Consider working with a financial advisor to ensure that your financial priorities and practices are being followed in the most advantageous way.

1. Live Modestly

King, who was an ordained Baptist minister, based his civil rights work on his theology. One product of that religious orientation was a warning against materialism.

“Money in its proper place is a worthwhile and necessary instrument for a well rounded life; but when it is projected to the status of a god it becomes a power that corrupts and an instrument of exploitation,” he said in 1953. “Man is more than a dog to be satisfied with a few economic bones.”

One way to ensure that your spending stays within appropriate boundaries is to use SmartAsset’s free budget calculator.

2. Persevere

Never stop pressing on, King said. Despite multiple attempts on his life, financial setbacks, illegal arrests and incarcerations, slander and defamation of character, the civil rights icon refused to back off.

In his Founder’s Day address at Spelman College on April 10, 1960, entitled “Keep Moving from This Mountain,” King concluded his challenge to the students and faculty with these words: “If you can’t fly, run; if you can’t run, walk; if you can’t walk, crawl; but by all means keep moving.”

Thinking long-term and staying afloat during set-backs is important as you strive to achieve your lofty goals, financial and otherwise.

3. Invest in Yourself

Martin Luther King Jr. As Financial Advisor

King stressed the importance of both intellectual and moral development.

The function of education, therefore, is to teach one to think intensively and to think critically. But education which stops with efficiency may prove the greatest menace to society,” he wrote in the campus literary journal of Morehouse College. “The most dangerous criminal may be the man gifted with reason, but with no morals.”

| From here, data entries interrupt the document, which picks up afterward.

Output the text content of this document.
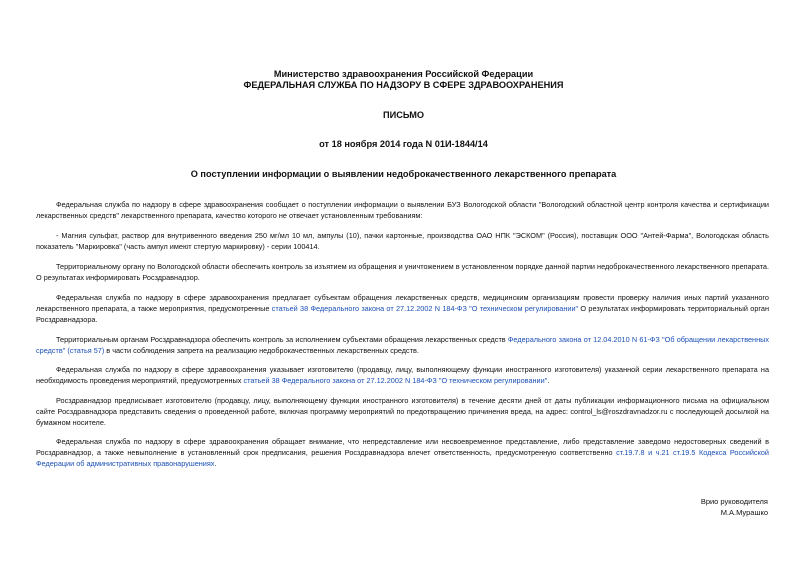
Министерство здравоохранения Российской Федерации
ФЕДЕРАЛЬНАЯ СЛУЖБА ПО НАДЗОРУ В СФЕРЕ ЗДРАВООХРАНЕНИЯ
ПИСЬМО
от 18 ноября 2014 года N 01И-1844/14
О поступлении информации о выявлении недоброкачественного лекарственного препарата
Федеральная служба по надзору в сфере здравоохранения сообщает о поступлении информации о выявлении БУЗ Вологодской области "Вологодский областной центр контроля качества и сертификации лекарственных средств" лекарственного препарата, качество которого не отвечает установленным требованиям:
- Магния сульфат, раствор для внутривенного введения 250 мг/мл 10 мл, ампулы (10), пачки картонные, производства ОАО НПК "ЭСКОМ" (Россия), поставщик ООО "Антей-Фарма", Вологодская область показатель "Маркировка" (часть ампул имеют стертую маркировку) - серии 100414.
Территориальному органу по Вологодской области обеспечить контроль за изъятием из обращения и уничтожением в установленном порядке данной партии недоброкачественного лекарственного препарата. О результатах информировать Росздравнадзор.
Федеральная служба по надзору в сфере здравоохранения предлагает субъектам обращения лекарственных средств, медицинским организациям провести проверку наличия иных партий указанного лекарственного препарата, а также мероприятия, предусмотренные статьей 38 Федерального закона от 27.12.2002 N 184-ФЗ "О техническом регулировании" О результатах информировать территориальный орган Росздравнадзора.
Территориальным органам Росздравнадзора обеспечить контроль за исполнением субъектами обращения лекарственных средств Федерального закона от 12.04.2010 N 61-ФЗ "Об обращении лекарственных средств" (статья 57) в части соблюдения запрета на реализацию недоброкачественных лекарственных средств.
Федеральная служба по надзору в сфере здравоохранения указывает изготовителю (продавцу, лицу, выполняющему функции иностранного изготовителя) указанной серии лекарственного препарата на необходимость проведения мероприятий, предусмотренных статьей 38 Федерального закона от 27.12.2002 N 184-ФЗ "О техническом регулировании".
Росздравнадзор предписывает изготовителю (продавцу, лицу, выполняющему функции иностранного изготовителя) в течение десяти дней от даты публикации информационного письма на официальном сайте Росздравнадзора представить сведения о проведенной работе, включая программу мероприятий по предотвращению причинения вреда, на адрес: control_ls@roszdravnadzor.ru с последующей досылкой на бумажном носителе.
Федеральная служба по надзору в сфере здравоохранения обращает внимание, что непредставление или несвоевременное представление, либо представление заведомо недостоверных сведений в Росздравнадзор, а также невыполнение в установленный срок предписания, решения Росздравнадзора влечет ответственность, предусмотренную соответственно ст.19.7.8 и ч.21 ст.19.5 Кодекса Российской Федерации об административных правонарушениях.
Врио руководителя
М.А.Мурашко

On the financial side of things, following this advice means boosting your financial literacy, boning up on your personal finance fundamentals, investing strategically and potentially mining wisdom from a financial advisor.

4. Give Generously

Every month, King donated to charity. And when he won the Nobel Peace Prize in 1964 he donated it all to the civil rights movement. In inflation-adjusted terms the amount of the prize, $54,600, would be equivalent in today’s dollars to nearly $500,000.

One way to emulate King’s example would be to make a qualified charitable distribution (QCD) from an IRA. Such a move could be better than making a tax-deductible contribution since you won’t get credit for a charitable donation if you don’t itemize your deductions.

5. Build with Intention

Making a difference requires a plan, a blueprint, he said on Oct. 26, 1967, during a speech at Barratt Junior High School in Philadelphia. “Whenever a building is constructed, you usually have an architect who draws a blueprint. And that blueprint serves as the pattern, as the guide, as the model, for those who are to build the building. And a building is not well erected without a good, sound and solid blueprint.”

In your financial life, you can’t just blindly set off on a course. You have to implement a strategic financial plan, potentially with the help of a financial advisor.

The Bottom Line

Martin Luther King Jr. As Financial Advisor

In the space of his 39 years, King made permanent changes in the U.S. The most well-known of his initiatives concern civil rights. But his sermons, writings, lectures and his own example exemplified a comprehensive agenda for human flourishing, including how to handle personal finance and lifestyle issues. He warned against materialism and advocated investing in yourself, persevering, giving generously and building with intention.